Bagaimana Kembali Pola Polikultur?

Masyarakat yang bertani dengan pola monokultur dapat kembali ke pola polikultur. Setelah ada musyawarah awal antar anggota keluarga, petani pola monoklutur seperti kebun karet, harus memulai pemetaan lahan yang dimilikinya. Berapa luas kebuh karet yang masih lama  masa produktif, kebon yang sebentar lagi masa produktif dan berapa luas lahan pertanian padi darat.Setelah didapatkan gambar luas kebun karet dan lahan pertanian padi, maka harus diputuskan lahan mana yang akan dijadikan pola pertanian polikultur.

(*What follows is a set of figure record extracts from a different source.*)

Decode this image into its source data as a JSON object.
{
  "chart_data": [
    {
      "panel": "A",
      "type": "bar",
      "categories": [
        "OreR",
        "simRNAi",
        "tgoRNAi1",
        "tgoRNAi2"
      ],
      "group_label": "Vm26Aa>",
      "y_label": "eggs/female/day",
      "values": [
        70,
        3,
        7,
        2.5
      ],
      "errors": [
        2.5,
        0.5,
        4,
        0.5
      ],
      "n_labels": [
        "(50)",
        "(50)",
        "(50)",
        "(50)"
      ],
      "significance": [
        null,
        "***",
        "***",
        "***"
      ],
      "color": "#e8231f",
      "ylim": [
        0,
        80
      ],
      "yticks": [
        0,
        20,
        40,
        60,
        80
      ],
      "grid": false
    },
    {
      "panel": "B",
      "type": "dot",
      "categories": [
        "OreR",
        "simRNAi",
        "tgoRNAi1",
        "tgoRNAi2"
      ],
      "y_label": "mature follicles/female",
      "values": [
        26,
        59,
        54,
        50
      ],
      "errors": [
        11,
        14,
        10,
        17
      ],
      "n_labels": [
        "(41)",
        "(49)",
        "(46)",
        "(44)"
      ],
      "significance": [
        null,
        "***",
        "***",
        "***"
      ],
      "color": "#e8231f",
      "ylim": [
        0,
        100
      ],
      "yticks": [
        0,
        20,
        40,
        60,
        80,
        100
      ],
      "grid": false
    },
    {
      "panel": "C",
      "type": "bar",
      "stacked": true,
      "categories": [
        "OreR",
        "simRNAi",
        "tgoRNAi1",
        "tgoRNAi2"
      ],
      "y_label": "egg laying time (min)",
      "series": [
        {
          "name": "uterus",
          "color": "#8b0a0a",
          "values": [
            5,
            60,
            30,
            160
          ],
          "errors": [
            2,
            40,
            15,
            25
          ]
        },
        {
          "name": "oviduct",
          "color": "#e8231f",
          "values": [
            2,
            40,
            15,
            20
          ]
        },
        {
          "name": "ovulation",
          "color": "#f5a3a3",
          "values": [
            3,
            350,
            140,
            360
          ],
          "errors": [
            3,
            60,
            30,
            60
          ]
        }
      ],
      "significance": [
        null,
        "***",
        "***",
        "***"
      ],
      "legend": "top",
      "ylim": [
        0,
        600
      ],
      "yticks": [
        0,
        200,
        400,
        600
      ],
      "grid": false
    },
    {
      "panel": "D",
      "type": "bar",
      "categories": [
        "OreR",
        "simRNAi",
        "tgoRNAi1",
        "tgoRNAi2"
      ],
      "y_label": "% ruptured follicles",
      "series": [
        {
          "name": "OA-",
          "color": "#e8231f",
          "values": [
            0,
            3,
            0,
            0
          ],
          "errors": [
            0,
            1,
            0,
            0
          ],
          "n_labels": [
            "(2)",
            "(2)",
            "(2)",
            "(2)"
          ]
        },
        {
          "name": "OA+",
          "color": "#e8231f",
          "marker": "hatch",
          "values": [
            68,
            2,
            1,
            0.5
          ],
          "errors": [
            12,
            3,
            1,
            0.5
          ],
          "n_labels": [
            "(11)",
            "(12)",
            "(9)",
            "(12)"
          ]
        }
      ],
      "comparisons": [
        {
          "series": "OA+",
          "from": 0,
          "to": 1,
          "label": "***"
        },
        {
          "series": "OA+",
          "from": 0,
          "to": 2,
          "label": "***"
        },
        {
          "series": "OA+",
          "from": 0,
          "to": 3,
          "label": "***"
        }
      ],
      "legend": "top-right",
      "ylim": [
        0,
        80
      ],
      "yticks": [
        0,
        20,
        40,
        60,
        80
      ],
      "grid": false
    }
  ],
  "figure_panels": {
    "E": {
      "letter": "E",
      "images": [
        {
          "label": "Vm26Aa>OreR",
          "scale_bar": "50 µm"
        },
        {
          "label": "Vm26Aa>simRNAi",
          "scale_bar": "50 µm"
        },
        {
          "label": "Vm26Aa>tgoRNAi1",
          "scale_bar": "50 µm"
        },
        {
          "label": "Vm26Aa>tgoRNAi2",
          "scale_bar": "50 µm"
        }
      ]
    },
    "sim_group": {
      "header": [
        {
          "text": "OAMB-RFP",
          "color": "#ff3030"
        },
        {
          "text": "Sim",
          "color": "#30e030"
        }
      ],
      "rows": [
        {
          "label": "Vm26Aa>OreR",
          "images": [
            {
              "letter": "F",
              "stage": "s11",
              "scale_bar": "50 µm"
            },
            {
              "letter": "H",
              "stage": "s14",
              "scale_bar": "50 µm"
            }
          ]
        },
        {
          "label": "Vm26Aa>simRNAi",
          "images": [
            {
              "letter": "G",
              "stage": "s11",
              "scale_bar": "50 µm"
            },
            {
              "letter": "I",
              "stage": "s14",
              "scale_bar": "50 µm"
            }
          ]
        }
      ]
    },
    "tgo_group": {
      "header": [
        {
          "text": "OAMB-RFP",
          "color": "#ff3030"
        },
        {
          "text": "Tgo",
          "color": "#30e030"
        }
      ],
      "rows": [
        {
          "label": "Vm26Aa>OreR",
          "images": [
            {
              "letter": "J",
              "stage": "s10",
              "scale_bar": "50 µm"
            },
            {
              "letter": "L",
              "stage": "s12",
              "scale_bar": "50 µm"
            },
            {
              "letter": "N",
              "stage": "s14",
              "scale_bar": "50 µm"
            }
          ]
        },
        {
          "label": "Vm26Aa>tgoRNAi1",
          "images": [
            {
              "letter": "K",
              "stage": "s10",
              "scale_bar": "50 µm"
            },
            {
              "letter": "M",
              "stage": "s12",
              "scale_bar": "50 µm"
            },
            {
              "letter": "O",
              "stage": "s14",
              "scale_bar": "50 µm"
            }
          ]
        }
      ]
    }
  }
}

Jadi jika tanaman karet yang masa produktif sebentar lagi hendak dikembangkan menjadi tanaman karet dan padi bibit unggul dilahan kering, dalam rangka memaksimalkan lahan dan hasil, maka polikultur adalah konsep yang sangat tepat karena tanaman tua yang tinggi bisa menjadi pelindung dan penyaring sinar matahari agar tidak menerpa tanaman yang tidak membutuhkan sinar matahari secara penuh (50-70 %).

Penataan jarak tanaman ini juga penting agar tidak terjadi persaingan makanan yang dibutuhkan tumbuhan, setiap tumbuhan tentunya membutuhkan unsur makanan utama yang sama dibutuhkan, seperti unsur hara, akan tetapi juga ada yang berbeda, kebutuhan makanannya jika tanaman yang ada sangat berjenis ini akan lebih menstabilkan kondisi tanah dan alam. Jenis tanaman lokal yang sesuai dengan model kebun polikultur adalah petai, durian, pinang, sirsak, langsat, duku dan lain-lain. Alasan-alasan yang dipertimbangkan yakni;
  • Tanaman petai daunnya tidak rimbun, mudah busuk, menyuburkan tanah dan ada musim gugur serta menghasilkan.
  • Durian pohonnya tinggi, buahnya bernilai ekonimis dan daun mudah busuk.
  • Pinang dan kelapa pohon tinggi tidak rimbun (menaungi tumbuhan di bawahnya dari sinar matahari), bernilai ekonomis dan mengundang semut.
  • Sirsak menghasilkan dan mengundang semut yang berfungsi untuk mengendalikan hama dan penyakit.
  • Langsat & duku menghasilkan dan tidak terlalu rimbun.